To support more ambitious growth, CIO Dave Keith led the internal development of a new paperless processing platform, based on a distributed Unix and Oracle environment, incorporating rules-based homegrown applications plus some third-party workflow and imaging toolsets.
“We were trying to meet customer demands, for example to provide data to the end customer the way they wanted to see it,” Keith explains. “But we were also able to put new products out in four months or less, versus over a year with the old system,” he adds. “We saw our cost per annuity contract drop as much as 50 percent even while transaction volumes went up 50 percent. We’d picked the right tools and architecture … it was a high-performance solution.”
By shutting down the legacy system and retiring 14 apps, Keith shrank IT from 140 to 80 people, freeing up more resources for innovation and cutting overall IT costs by 40 percent. More significantly, recalls Keith, even though Security Benefit was growing quickly, “The new infrastructure was barely breathing. …We had so much capacity and the processing was so fast it didn’t seem to stress at all.”

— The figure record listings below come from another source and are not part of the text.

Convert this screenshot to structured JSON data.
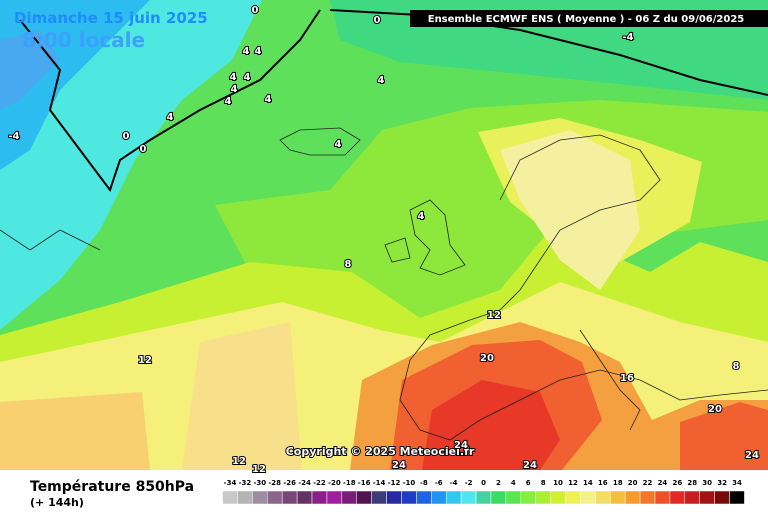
{
  "header": {
    "date": "Dimanche 15 juin 2025",
    "time": "8:00 locale",
    "model": "Ensemble ECMWF ENS  ( Moyenne )  -  06 Z du 09/06/2025"
  },
  "map": {
    "copyright": "Copyright © 2025 Meteociel.fr",
    "contour_labels": [
      0,
      0,
      -4,
      4,
      4,
      4,
      4,
      4,
      4,
      4,
      4,
      4,
      0,
      0,
      -4,
      4,
      4,
      8,
      12,
      12,
      20,
      16,
      8,
      20,
      24,
      24,
      24,
      24,
      12,
      12
    ]
  },
  "legend": {
    "title": "Température 850hPa",
    "subtitle": "(+ 144h)",
    "ticks": [
      -34,
      -32,
      -30,
      -28,
      -26,
      -24,
      -22,
      -20,
      -18,
      -16,
      -14,
      -12,
      -10,
      -8,
      -6,
      -4,
      -2,
      0,
      2,
      4,
      6,
      8,
      10,
      12,
      14,
      16,
      18,
      20,
      22,
      24,
      26,
      28,
      30,
      32,
      34
    ],
    "colors": [
      "#c8c8c8",
      "#b4b4b4",
      "#a08ca0",
      "#8c648c",
      "#784678",
      "#643264",
      "#8c1e8c",
      "#a01ea0",
      "#781e78",
      "#501450",
      "#3c3c78",
      "#2828a0",
      "#1e3cc8",
      "#1e64e6",
      "#1e96f0",
      "#32c8f0",
      "#50e6f0",
      "#46d2a0",
      "#3cdc64",
      "#5ae650",
      "#82f03c",
      "#aaf032",
      "#d2f032",
      "#f0f050",
      "#f5f08c",
      "#f5dc64",
      "#f5be3c",
      "#f59b28",
      "#f07828",
      "#f05028",
      "#e62828",
      "#c81e1e",
      "#a01414",
      "#780a0a",
      "#000000"
    ]
  }
}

“We realized we’d done something really innovative,” Keith adds, explaining his decision to ask senior management for permission to try selling the internal processing capabilities to external customers — potentially, even Security Benefit competitors. “The company was looking for additional ways to bring revenue, and we knew in our industry that sooner or later others would get there. So the question was, ‘How do we take advantage of what we have now?’ ”
With the blessing of CEO Chris Robbins, who Keith explains “always says we should be thinking boldly and challenging norms,” IT in 2004 assembled a small group to assess the potential market and write a business plan. The team included such business-side experts as the head of the company’s service operation, “who had very good understanding of the processing we’d need to do,” Keith says. “Everybody saw it as good opportunity to explore, but nobody thought it was a no-brainer,” he recalls.
In 2004 the plan was approved and the company’s IT department became the se² business unit, including a team that went into the field to start selling. Today se², with 150 employees and Keith as president, maintains all IT services for Security Benefit, and offers an array of third-party contract and policy administration services to external customers, including servicing, call handling, back office and payment processing, pricing, compliance, document management and storage, and offshore workflow management.
With new clients on board, se² is now officially a success — administering $34 billion worth of contracts and policies, Keith notes, of which Security Benefit represents $16 billion. “We’re growing our non-Security Benefit business at a very rapid rate,” he adds.
Keith cites a few factors as critical to the venture’s success, including the initial burst of confidence and momentum than came from building the new platform. “IT rallied,” he says. “We realized the only way we were going to improve as an organization was if we took charge, took the accountability and fixed it. There’s a renewed energy now.”
Using IT staff to sell the new services rather than hiring others to sell it was also a good idea, Keith explains. And in 2002 the company realigned its service operations to report through IT, “so we started to see more collaboration and synergy, the two groups sort of blended together,” he adds.